В японском языке есть очень любопытное понятие, обозначающее особый оборот вежливой, благородной речи, — так называемый «язык игры», асёбасэ котоба. Вместо того чтобы сказать, например: «Я вижу, вы приехали в Токио», то же замечание можно выразить иначе: «Я вижу, вы делаете вид, будто приехали в Токио». Основная идея заключается в том, что человек, к которому обращена фраза, настолько властен над своей жизнью, что для него все превращается в игру, забаву. Он погружается в жизнь, как в игру, где все дается легко, словно само собою.
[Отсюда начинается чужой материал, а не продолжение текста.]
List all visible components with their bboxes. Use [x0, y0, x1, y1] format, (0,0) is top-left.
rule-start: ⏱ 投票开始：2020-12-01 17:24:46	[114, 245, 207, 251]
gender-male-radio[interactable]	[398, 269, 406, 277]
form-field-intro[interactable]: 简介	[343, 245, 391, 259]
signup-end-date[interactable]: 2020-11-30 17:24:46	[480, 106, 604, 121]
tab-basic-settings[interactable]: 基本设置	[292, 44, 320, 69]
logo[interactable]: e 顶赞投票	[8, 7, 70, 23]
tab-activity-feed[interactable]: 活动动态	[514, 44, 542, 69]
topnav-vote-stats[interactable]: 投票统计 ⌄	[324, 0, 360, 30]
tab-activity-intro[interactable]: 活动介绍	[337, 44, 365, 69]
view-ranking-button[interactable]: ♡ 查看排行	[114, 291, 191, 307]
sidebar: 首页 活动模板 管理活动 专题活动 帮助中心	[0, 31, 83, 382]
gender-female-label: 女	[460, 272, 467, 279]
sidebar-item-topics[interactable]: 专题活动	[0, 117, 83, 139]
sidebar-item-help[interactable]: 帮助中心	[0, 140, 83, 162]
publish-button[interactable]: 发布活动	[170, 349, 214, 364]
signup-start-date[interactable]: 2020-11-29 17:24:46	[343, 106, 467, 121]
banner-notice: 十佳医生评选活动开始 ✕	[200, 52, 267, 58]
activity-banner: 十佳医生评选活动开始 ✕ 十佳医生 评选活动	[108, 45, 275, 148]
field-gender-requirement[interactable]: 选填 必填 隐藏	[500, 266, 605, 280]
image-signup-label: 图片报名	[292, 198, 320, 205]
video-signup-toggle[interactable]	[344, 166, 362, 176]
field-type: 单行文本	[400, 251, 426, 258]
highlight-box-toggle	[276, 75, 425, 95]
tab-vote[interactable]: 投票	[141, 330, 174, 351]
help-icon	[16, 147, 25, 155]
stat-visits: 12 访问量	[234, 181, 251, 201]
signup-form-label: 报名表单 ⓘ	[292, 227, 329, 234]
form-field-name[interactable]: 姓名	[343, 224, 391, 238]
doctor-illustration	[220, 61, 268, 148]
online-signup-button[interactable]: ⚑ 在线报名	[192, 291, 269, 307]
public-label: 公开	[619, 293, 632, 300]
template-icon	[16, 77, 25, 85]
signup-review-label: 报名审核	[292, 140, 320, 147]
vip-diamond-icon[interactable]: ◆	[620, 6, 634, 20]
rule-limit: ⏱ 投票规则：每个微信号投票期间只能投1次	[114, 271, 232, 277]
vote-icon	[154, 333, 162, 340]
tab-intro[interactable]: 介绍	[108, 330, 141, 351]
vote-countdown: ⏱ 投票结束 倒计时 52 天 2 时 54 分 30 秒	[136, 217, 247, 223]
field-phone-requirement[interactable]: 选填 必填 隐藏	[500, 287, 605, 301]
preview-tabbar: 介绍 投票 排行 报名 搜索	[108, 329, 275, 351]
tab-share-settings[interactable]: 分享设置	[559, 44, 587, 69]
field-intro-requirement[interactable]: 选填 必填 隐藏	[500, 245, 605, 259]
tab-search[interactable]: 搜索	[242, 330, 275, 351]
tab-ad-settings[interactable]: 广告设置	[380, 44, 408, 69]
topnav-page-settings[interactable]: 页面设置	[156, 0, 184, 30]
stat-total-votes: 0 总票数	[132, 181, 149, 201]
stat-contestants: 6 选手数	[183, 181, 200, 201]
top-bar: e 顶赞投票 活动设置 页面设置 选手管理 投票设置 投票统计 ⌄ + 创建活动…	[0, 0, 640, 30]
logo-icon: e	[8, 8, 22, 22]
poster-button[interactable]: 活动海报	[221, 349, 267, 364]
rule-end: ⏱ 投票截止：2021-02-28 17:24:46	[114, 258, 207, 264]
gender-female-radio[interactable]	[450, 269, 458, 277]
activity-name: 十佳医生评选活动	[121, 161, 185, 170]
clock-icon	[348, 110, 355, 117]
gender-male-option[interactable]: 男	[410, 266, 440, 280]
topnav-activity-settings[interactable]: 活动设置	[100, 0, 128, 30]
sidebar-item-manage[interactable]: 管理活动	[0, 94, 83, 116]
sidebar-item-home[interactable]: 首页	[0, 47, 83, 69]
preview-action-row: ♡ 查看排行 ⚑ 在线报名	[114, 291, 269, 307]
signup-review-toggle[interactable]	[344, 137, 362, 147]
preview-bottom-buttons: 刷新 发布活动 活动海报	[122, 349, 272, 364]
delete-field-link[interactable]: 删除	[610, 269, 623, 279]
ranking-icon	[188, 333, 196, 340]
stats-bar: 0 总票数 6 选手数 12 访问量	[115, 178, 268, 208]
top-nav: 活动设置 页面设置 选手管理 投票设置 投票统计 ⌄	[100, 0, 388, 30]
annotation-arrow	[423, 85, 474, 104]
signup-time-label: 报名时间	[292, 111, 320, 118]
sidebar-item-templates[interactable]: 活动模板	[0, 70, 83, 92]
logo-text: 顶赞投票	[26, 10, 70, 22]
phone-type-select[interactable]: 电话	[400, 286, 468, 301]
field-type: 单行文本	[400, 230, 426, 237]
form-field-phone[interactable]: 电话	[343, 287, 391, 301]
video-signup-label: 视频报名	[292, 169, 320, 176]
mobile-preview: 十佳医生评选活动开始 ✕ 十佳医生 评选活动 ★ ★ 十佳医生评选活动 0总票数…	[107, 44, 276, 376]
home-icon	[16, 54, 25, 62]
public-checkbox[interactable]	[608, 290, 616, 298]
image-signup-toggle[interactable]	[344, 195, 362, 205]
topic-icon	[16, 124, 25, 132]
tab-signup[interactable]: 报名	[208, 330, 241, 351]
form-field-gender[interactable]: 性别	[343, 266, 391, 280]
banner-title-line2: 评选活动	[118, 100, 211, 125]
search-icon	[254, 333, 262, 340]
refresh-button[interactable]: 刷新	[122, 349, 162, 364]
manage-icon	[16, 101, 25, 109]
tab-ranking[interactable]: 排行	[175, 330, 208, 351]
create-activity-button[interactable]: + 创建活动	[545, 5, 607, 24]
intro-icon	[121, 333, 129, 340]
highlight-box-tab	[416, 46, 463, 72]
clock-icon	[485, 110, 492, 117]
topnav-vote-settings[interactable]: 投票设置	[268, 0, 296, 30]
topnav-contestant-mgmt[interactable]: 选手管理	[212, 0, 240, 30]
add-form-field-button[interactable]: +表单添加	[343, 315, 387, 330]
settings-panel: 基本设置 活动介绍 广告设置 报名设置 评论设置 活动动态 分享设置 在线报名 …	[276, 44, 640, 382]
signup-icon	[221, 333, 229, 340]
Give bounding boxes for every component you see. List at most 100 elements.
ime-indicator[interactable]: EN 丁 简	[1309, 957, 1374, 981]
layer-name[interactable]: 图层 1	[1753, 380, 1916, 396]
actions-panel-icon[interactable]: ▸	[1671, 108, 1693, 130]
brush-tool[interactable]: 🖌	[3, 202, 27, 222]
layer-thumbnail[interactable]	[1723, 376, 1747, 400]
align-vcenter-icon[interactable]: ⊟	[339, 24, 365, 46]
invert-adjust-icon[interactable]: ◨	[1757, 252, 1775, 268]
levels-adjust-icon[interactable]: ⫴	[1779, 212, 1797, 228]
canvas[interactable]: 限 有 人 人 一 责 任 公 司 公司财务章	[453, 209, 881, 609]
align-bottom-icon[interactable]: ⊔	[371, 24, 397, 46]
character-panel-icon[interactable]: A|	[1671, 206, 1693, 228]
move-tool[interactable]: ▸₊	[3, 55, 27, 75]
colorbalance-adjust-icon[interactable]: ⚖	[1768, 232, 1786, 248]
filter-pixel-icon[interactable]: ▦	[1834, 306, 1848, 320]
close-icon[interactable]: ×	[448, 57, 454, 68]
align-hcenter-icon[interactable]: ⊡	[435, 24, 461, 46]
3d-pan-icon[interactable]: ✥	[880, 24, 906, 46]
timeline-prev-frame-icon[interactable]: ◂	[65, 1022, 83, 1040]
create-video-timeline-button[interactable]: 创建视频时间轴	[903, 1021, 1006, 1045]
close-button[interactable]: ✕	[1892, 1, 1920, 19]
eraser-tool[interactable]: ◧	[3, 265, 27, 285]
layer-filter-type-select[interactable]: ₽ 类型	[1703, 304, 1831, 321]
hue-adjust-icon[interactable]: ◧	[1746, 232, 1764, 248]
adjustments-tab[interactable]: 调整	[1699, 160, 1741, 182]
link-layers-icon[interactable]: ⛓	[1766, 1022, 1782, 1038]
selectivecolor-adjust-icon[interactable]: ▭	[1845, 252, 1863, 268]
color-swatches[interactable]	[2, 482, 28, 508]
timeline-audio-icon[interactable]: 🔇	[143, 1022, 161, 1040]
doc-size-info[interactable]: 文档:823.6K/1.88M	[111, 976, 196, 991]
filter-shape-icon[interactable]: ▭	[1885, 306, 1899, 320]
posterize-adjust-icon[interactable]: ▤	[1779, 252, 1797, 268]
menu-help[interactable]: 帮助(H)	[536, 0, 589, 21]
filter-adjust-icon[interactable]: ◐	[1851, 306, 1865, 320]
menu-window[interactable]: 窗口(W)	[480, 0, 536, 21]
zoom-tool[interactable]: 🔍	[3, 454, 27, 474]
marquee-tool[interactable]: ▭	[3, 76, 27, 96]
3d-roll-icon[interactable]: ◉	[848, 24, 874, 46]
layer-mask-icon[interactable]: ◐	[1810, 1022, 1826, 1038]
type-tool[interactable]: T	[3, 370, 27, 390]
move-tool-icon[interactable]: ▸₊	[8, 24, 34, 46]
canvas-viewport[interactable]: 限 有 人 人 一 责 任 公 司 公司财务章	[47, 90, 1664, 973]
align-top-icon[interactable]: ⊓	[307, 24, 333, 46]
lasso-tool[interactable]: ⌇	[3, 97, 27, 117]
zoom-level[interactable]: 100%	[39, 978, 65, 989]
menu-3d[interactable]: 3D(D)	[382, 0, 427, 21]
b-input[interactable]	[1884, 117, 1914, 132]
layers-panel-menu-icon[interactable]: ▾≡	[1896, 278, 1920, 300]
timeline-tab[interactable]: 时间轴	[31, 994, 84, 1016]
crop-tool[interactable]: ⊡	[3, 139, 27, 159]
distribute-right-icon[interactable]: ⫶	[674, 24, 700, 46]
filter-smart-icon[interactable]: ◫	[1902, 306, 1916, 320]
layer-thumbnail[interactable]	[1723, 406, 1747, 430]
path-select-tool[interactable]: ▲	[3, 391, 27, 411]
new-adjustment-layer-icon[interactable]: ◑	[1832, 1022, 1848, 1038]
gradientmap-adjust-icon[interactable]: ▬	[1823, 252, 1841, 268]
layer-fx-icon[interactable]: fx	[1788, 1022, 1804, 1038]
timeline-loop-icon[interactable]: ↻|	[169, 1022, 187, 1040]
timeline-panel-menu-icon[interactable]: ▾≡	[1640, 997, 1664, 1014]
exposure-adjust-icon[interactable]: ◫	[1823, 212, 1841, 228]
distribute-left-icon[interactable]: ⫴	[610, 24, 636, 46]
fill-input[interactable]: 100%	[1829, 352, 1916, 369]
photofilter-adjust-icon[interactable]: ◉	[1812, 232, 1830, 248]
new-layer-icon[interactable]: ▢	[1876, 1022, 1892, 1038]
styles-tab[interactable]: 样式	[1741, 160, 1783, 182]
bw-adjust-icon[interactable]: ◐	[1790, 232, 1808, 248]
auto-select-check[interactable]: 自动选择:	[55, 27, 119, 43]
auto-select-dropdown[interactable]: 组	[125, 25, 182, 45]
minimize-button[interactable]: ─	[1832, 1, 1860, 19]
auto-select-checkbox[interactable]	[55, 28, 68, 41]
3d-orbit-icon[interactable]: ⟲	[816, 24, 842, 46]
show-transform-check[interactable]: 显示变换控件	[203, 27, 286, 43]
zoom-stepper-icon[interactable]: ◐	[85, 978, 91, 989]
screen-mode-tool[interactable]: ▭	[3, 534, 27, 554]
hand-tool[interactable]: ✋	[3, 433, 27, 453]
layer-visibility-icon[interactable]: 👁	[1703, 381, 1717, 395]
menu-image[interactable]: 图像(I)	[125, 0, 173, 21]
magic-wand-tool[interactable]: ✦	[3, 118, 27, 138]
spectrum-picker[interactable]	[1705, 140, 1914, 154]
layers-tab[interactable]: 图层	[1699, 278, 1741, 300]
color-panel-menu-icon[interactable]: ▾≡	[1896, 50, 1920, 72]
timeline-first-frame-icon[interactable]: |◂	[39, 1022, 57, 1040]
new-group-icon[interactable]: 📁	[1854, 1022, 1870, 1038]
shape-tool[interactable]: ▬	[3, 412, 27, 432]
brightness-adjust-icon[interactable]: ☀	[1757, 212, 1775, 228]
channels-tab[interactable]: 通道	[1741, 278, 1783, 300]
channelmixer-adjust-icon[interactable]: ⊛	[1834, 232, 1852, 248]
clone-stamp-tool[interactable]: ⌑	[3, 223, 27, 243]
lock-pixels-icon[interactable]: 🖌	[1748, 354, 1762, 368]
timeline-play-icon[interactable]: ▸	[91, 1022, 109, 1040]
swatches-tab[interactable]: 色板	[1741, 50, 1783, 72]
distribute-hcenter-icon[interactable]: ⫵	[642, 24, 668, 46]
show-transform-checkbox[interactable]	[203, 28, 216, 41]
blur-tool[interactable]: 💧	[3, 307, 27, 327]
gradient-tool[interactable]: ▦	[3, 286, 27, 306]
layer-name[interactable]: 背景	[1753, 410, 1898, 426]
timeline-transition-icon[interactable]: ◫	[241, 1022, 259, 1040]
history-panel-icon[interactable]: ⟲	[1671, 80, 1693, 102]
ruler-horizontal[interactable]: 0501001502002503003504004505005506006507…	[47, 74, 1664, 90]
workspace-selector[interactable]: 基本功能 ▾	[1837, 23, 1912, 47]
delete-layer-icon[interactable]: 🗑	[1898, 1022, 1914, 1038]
Доходит до того, что вместо: «Я слышал, ваш отец скончался» человеку могут сказать: «Я слышал, ваш отец сделал вид, будто умер». Должен признать, что это действительно благородный и величественный подход к жизни: даже неизбежное воспринимается так, словно «разыгрывается» по воле человека. Именно это Ницше называл Amorfati — той любовью к собственной судьбе, о которой римлянин Сенека сказал: Ducuntvolentemfata, nolentemtrahunt — «Желающего судьба ведет, нежелающего — тащит».
Обязаны ли мы покоряться предназначению? В этом кроется смысл мучительного гамлетовского вопроса. Окончательная сущность жизненных переживаний заключается в неразлучном переплетении боли и наслаждения, горя и радости. Воля к жизни, что некогда произвела нас на свет, означает в то же время и готовность страдать, иначе мы просто не рождались бы. Эта мысль и лежит в основе восточного учения о перевоплощениях: раз уж ты родился в этом мире здесь и сейчас, с предопределенной судьбой, то, значит, именно это и требовалось на самом деле для твоего окончательного просветления. Ты есть — вот оно, осуществление великого чуда; это, конечно, не тот «ты», кем сам себя теперь считаешь, а «Ты», которое было еще до твоего рождения, которое заставляет твое сердце биться, легкие дышать, и вообще поддерживает все сложные внутренние процессы, именуемые в целом жизнью. Так не теряй мужества! Пройди этот путь, играя свою игру на всем его протяжении!